Skip to content

Return Period Values

Estimates the value expected to be exceeded once every N years using peaks-over-threshold (POT) extreme value analysis.

rpv

Parameter Type Default Description
return_periods list[float] [1,5,10,20,50,100,1000,10000] Return periods in years.
percentile float 95 Percentile used to define the POT threshold.
distribution str "gumbel_r" Any scipy.stats continuous distribution name.
duration float 24 Minimum peak separation in hours.
group str null Time grouping (rarely used with RPV).

The output has a period dimension with the return period values (in years).

- func: rpv
  dim: time
  data_vars: [hs]
  return_periods: [10, 25, 50, 100]
  percentile: 95
  distribution: gumbel_r
  duration: 24         # peaks must be at least 24 h apart
  chunks:
    time: -1           # RPV requires the full time axis in one chunk
    latitude: 30
    longitude: 30
  tiles:
    latitude: 10

Note

rpv requires the entire time axis to be in a single chunk. Use chunks: {time: -1} together with tiles for large grids.

Distributions

Any distribution available in scipy.stats can be used.
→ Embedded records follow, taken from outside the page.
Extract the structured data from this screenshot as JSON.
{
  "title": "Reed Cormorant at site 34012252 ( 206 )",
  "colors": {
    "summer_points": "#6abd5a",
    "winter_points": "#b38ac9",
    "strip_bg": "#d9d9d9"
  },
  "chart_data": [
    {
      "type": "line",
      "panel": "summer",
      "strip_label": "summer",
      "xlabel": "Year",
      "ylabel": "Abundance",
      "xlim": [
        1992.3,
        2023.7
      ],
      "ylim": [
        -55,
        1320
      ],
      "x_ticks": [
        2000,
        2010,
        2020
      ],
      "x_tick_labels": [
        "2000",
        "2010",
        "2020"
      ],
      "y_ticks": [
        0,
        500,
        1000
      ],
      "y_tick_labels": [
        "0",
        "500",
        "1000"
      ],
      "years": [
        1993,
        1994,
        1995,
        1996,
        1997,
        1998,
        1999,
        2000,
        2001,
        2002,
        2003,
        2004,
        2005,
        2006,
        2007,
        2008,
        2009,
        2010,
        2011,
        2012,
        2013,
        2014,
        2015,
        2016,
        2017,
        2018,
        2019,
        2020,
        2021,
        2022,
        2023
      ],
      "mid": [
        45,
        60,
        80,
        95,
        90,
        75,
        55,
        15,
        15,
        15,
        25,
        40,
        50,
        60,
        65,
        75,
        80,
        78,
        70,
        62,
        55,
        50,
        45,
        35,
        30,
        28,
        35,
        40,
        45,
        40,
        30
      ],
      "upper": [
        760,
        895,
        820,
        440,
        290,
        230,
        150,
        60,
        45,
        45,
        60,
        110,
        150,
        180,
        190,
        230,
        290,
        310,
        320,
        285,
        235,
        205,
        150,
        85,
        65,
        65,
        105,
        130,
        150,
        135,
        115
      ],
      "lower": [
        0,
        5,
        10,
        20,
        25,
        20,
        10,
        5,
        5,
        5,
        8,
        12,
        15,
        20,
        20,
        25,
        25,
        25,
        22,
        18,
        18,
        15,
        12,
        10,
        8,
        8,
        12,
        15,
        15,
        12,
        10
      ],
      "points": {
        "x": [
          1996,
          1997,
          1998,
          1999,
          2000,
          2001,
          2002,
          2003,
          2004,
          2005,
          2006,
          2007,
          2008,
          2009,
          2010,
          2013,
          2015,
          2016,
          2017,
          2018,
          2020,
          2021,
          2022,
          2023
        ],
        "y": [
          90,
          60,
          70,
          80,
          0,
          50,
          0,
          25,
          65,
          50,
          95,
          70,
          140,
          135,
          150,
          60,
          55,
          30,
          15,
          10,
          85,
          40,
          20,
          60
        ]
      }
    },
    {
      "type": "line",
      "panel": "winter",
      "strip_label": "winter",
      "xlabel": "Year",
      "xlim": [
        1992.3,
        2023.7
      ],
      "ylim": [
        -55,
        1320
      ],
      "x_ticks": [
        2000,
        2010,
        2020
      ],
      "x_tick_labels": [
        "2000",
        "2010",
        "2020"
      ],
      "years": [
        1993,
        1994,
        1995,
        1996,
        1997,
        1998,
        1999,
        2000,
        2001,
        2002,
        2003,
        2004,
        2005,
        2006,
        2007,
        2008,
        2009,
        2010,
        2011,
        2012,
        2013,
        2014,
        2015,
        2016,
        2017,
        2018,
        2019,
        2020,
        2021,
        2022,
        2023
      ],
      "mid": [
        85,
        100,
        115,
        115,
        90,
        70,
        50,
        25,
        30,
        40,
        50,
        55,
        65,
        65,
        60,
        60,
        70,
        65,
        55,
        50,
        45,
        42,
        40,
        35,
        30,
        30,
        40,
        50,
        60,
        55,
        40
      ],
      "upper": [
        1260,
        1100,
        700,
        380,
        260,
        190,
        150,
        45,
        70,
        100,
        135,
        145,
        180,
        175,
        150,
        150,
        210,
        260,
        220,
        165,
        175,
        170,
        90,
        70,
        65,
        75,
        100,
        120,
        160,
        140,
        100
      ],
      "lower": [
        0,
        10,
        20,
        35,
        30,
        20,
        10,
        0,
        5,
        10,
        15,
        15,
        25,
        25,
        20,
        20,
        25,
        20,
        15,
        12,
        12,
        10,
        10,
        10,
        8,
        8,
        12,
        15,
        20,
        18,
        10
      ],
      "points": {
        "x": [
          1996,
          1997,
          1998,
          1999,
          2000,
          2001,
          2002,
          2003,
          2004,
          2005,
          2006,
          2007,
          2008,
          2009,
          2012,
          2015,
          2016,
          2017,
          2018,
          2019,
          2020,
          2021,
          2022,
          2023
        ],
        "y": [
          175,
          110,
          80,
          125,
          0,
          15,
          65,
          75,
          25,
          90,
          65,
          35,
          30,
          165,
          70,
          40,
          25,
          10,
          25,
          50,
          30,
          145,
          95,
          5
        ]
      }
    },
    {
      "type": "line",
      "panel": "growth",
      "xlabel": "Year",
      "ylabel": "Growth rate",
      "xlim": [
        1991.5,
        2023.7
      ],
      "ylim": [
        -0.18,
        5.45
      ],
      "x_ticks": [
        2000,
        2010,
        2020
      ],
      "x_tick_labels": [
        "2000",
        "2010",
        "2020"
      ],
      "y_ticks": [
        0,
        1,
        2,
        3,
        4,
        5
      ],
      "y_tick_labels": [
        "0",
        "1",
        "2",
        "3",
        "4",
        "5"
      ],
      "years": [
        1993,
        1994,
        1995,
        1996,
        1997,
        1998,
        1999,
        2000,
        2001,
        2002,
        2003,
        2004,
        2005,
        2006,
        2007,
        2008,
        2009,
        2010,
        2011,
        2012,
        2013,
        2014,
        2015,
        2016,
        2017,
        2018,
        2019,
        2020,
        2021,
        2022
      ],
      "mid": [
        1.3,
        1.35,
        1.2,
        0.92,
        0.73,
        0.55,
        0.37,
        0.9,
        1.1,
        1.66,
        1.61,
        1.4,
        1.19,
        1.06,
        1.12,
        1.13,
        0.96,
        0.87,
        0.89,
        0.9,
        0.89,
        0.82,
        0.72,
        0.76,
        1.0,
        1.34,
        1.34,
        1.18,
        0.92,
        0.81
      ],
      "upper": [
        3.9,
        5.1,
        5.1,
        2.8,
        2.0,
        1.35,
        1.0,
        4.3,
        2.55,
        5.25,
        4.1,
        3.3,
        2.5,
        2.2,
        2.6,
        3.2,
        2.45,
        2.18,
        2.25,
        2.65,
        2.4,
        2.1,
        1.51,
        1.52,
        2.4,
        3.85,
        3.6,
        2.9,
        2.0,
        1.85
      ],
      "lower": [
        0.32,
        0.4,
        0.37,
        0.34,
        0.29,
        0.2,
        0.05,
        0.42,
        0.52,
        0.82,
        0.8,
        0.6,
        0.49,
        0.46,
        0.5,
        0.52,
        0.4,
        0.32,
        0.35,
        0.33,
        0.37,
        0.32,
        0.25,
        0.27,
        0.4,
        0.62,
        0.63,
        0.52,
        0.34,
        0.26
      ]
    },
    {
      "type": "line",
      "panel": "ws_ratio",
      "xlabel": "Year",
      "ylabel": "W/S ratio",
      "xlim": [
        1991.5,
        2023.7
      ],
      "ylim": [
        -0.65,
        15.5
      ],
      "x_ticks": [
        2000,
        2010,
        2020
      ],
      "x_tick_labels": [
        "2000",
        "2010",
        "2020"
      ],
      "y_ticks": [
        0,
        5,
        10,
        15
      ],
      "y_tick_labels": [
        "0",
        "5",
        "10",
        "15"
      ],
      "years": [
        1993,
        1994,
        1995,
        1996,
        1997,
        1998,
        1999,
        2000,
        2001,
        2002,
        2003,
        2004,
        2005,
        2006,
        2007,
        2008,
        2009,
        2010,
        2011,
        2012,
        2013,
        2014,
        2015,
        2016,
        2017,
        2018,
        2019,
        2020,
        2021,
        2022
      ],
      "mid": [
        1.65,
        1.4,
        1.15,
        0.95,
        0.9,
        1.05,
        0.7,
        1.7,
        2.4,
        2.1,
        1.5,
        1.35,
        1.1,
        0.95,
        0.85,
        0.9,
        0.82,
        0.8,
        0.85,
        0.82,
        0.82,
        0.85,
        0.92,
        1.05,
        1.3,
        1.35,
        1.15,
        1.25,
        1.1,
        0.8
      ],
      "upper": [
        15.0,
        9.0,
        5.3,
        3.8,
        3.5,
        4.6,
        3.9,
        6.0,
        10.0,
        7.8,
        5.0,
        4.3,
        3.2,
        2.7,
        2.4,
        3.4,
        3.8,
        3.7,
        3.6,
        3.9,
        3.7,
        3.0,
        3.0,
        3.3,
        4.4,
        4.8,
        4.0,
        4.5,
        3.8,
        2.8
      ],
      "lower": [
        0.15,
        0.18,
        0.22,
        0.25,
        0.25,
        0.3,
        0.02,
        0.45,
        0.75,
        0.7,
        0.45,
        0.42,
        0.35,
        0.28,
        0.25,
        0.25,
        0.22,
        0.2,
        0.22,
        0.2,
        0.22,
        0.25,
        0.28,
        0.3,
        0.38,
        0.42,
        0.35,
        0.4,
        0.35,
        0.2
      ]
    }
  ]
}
Common choices:

distribution Use case
gumbel_r Wave heights, wind speeds (Gumbel max)
weibull_min Wind speed (Weibull)
genpareto Generalised Pareto for POT data
lognorm Log-normal

Method

  1. A threshold is defined at the given percentile of the data.
  2. Peaks above the threshold are extracted, requiring at least duration hours between peaks (to ensure independence).
  3. The chosen scipy.stats distribution is fitted to the peaks.
  4. Values at each return period are computed from the fitted distribution's inverse survival function.

API reference

gridstats.ops.rpv.rpv(data: xr.Dataset, *, dim: str = 'time', return_periods: list[float] = _DEFAULT_RETURN_PERIODS, percentile: float = 95, distribution: str = 'gumbel_r', duration: float = 24, group: str | None = None, **kwargs) -> xr.Dataset

Compute return period values using extreme value analysis.

Parameters:

Name Type Description Default
data Dataset

Input dataset.

required
dim str

Time dimension name.

'time'
return_periods list[float]

Return periods in years at which to estimate values.

_DEFAULT_RETURN_PERIODS
percentile float

Percentile threshold for peaks-over-threshold selection.

95
distribution str

scipy.stats continuous distribution name.

'gumbel_r'
duration float

Minimum time (hours) between detected peaks.

24
group str | None

Time component to group by before computing RPV (e.g. 'month'). Not commonly used for RPV.

None

Returns:

Type Description
Dataset

Dataset with a 'period' dimension containing the estimated values.

Raises:

Type Description
ValueError

If the distribution is not available in scipy.stats or if the timestep exceeds the specified duration.